US Threatens to Drive Beijing Closer to Russia With New China Sanctions

Can the US truly be this stupid?

US is threatening China with sanctions. Last week Nikki Haley made the threat at the UN Security Council – though she did not mention China by name. And now the proverbial “senior US officials” have leaked to Reuters that the Trump administration is drawing up sanctions that will be imposed on China if the latter can’t make North Korea capitulate before the US.

It’s not exactly clear if the sanctions being drawn up are seriously meant to be implemented or if they are just a stick supposed to make China agree to even tougher North Korea sanctions. Seeing how brainless and prone to bullying the US is the China sanctions probably have a decent chance of being put in place either way.

The sanctions would prevent smaller Chinese banks which do business with North Korea access to the US market. The large Chinese banks would be left untouched. Seeing how it’s hard to believe provincial Chinese banks do much business with the US anyway the sanctions would be more symbolic than actual, but I don’t think Beijing will care.

The Chinese are highly patriotic and highly sensitive to slights from the west.
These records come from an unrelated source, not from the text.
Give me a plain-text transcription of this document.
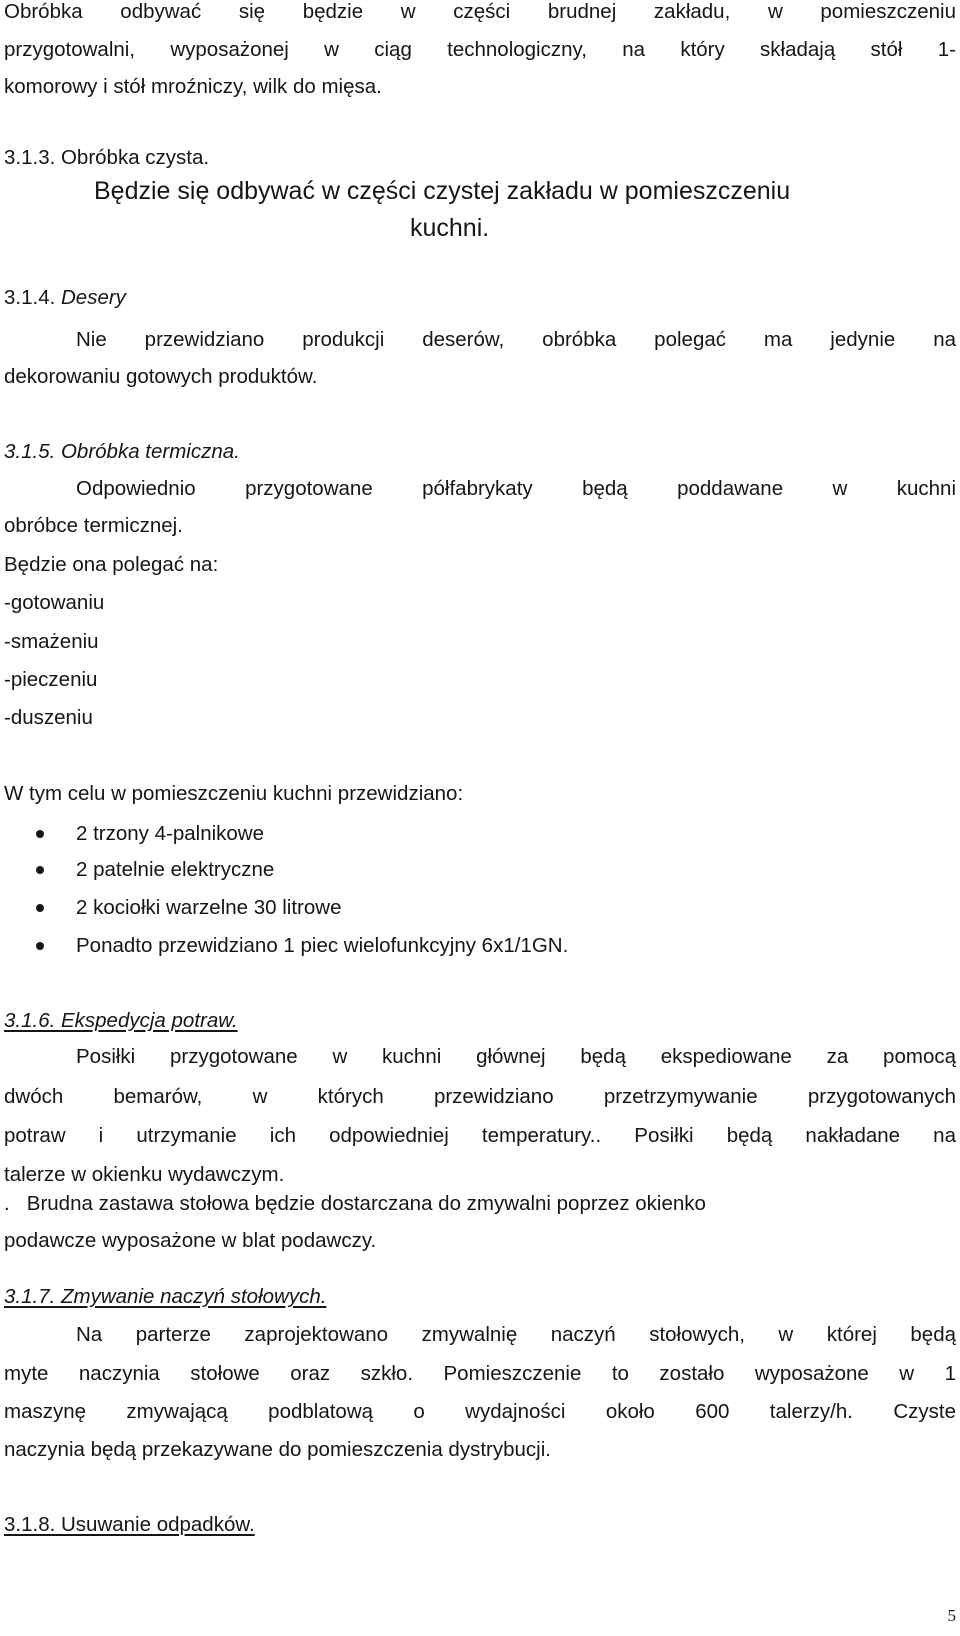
Obróbka odbywać się będzie w części brudnej zakładu, w pomieszczeniu
przygotowalni, wyposażonej w ciąg technologiczny, na który składają stół 1-
komorowy i stół mroźniczy, wilk do mięsa.
3.1.3. Obróbka czysta.
Będzie się odbywać w części czystej zakładu w pomieszczeniu
kuchni.
3.1.4. Desery
Nie przewidziano produkcji deserów, obróbka polegać ma jedynie na
dekorowaniu gotowych produktów.
3.1.5. Obróbka termiczna.
Odpowiednio przygotowane półfabrykaty będą poddawane w kuchni
obróbce termicznej.
Będzie ona polegać na:
-gotowaniu
-smażeniu
-pieczeniu
-duszeniu
W tym celu w pomieszczeniu kuchni przewidziano:
2 trzony 4-palnikowe
2 patelnie elektryczne
2 kociołki warzelne 30 litrowe
Ponadto przewidziano 1 piec wielofunkcyjny 6x1/1GN.
3.1.6. Ekspedycja potraw.
Posiłki przygotowane w kuchni głównej będą ekspediowane za pomocą
dwóch bemarów, w których przewidziano przetrzymywanie przygotowanych
potraw i utrzymanie ich odpowiedniej temperatury.. Posiłki będą nakładane na
talerze w okienku wydawczym.
.   Brudna zastawa stołowa będzie dostarczana do zmywalni poprzez okienko
podawcze wyposażone w blat podawczy.
3.1.7. Zmywanie naczyń stołowych.
Na parterze zaprojektowano zmywalnię naczyń stołowych, w której będą
myte naczynia stołowe oraz szkło. Pomieszczenie to zostało wyposażone w 1
maszynę zmywającą podblatową o wydajności około 600 talerzy/h. Czyste
naczynia będą przekazywane do pomieszczenia dystrybucji.
3.1.8. Usuwanie odpadków.
5
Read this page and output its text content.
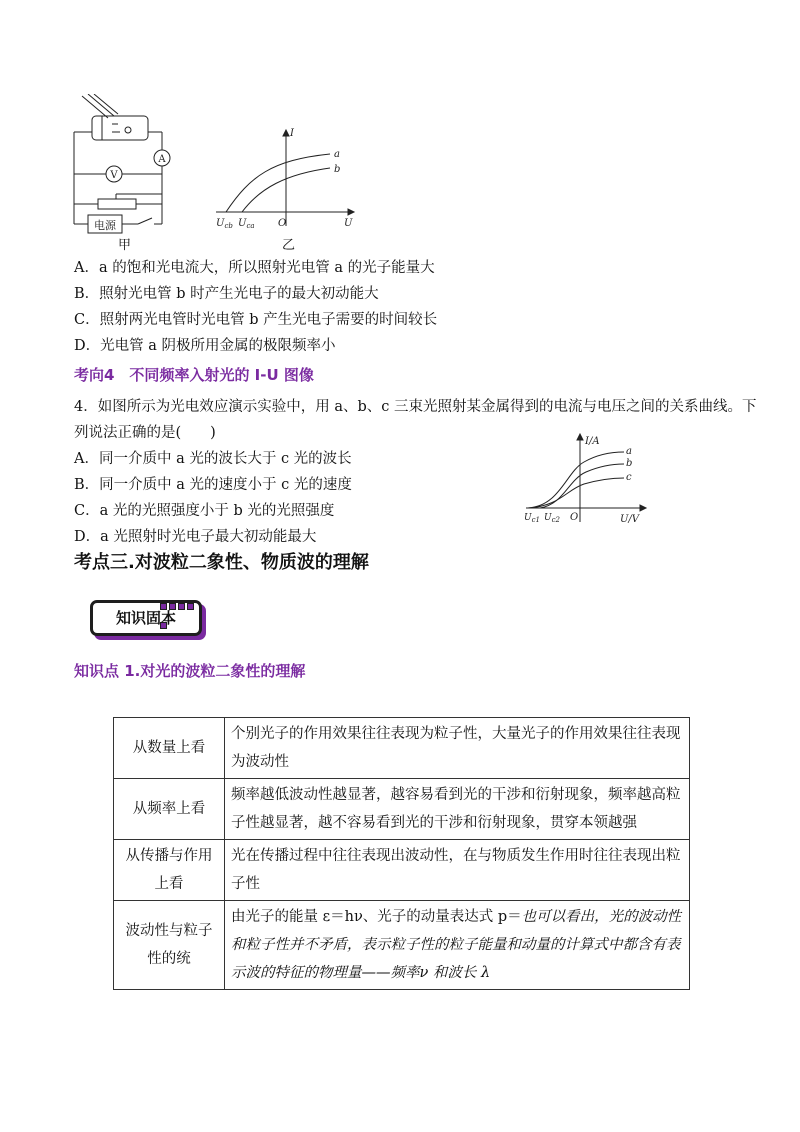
A
V
电源
甲
I
U
O
a
b
$U_{cb}$ $U_{ca}$
乙
A．a 的饱和光电流大，所以照射光电管 a 的光子能量大
B．照射光电管 b 时产生光电子的最大初动能大
C．照射两光电管时光电管 b 产生光电子需要的时间较长
D．光电管 a 阴极所用金属的极限频率小
考向4　不同频率入射光的 I-U 图像
4．如图所示为光电效应演示实验中，用 a、b、c 三束光照射某金属得到的电流与电压之间的关系曲线。下
列说法正确的是(　　)
A．同一介质中 a 光的波长大于 c 光的波长
B．同一介质中 a 光的速度小于 c 光的速度
C．a 光的光照强度小于 b 光的光照强度
D．a 光照射时光电子最大初动能最大
I/A
U/V
O
a
b
c
$U_{c1}$ $U_{c2}$
考点三.对波粒二象性、物质波的理解
知识固本
知识点 1.对光的波粒二象性的理解
从数量上看	个别光子的作用效果往往表现为粒子性，大量光子的作用效果往往表现为波动性
从频率上看	频率越低波动性越显著，越容易看到光的干涉和衍射现象，频率越高粒子性越显著，越不容易看到光的干涉和衍射现象，贯穿本领越强
从传播与作用上看	光在传播过程中往往表现出波动性，在与物质发生作用时往往表现出粒子性
波动性与粒子性的统	由光子的能量 ε＝hν、光子的动量表达式 p＝也可以看出，光的波动性和粒子性并不矛盾，表示粒子性的粒子能量和动量的计算式中都含有表示波的特征的物理量——频率ν 和波长 λ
If the goal is to show China it has a lot in common with Russia, this is the way to do it.

Reuters:

Frustrated that China has not done more to rein in North Korea, the Trump administration could impose new sanctions on small Chinese banks and other firms doing business with Pyongyang within weeks, two senior U.S. officials said.

The U.S. measures would initially hit Chinese entities considered “low-hanging fruit,” including smaller financial institutions and “shell” companies linked to North Korea’s nuclear and missile programs, said one of the officials, while declining to name the targets.

It would leave larger Chinese banks untouched for now, the official said.

The timing and scope of the U.S. action will depend heavily on how China responds to pressure for tougher steps against North Korea when U.S. and Chinese officials meet for a high-level economic dialogue in Washington on Wednesday, the administration sources told Reuters.

President Donald Trump and his top aides have signaled growing impatience with China over North Korea, especially since it last week test-launched its first intercontinental ballistic missile, which experts say could put all of Alaska in range for the first time.

U.S. officials have also warned that China could face U.S. trade and economic pressure – something Trump has held in abeyance since taking office in January – unless it does more to restrain its neighbor.

The so-called secondary sanctions now being considered are a way for the United States to apply targeted economic pressure on companies in countries with ties to North Korea by denying them access to the U.S. market and financial system.

Word of the sanctions plan comes as U.S. ambassador to the United Nations Nikki Haley seeks to overcome resistance from China and Russia to a U.N. Security Council resolution imposing stiffer international sanctions on Pyongyang.

The targets now being weighed for sanctions would come from a list of firms numbering “substantially more than 10” that Trump shared with Chinese President Xi Jinping at a Florida summit in April and which U.S. experts have continued to compile for review, according to one of the officials.

The administration has yet to see what it considers a sufficient response from China.

“The president is losing patience with China,” the official said, adding that there would be a “more aggressive approach to sanctioning Chinese entities … in the not-too-distant future.”

Actually the US has already imposed miniscule sanctions last month, which Beijing wasted no time in slamming:

In late June, Washington imposed secondary sanctions on two Chinese citizens and a shipping company for helping North Korea’s nuclear and missile programs and accused a regional Chinese bank, the Bank of Dandong, of laundering money for Pyongyang.

Fresh U.S. sanctions would be aimed at sending a message to Beijing of Washington’s resolve to act further on its own.

But they would stop short, at least for now, of the kind of broad “sectoral” sanctions Trump’s predecessor, Barack Obama, secured through unilateral and international action against Iran to pressure it into negotiations to curb its nuclear program.

Cui Tiankai, China’s ambassador to Washington, said on Monday that secondary sanctions were “not acceptable.”

“Such actions are obstructing cooperation between China and the U.S. and lead to questions about the real intentions of the U.S. side,” according to a transcript of his remarks from the Chinese embassy.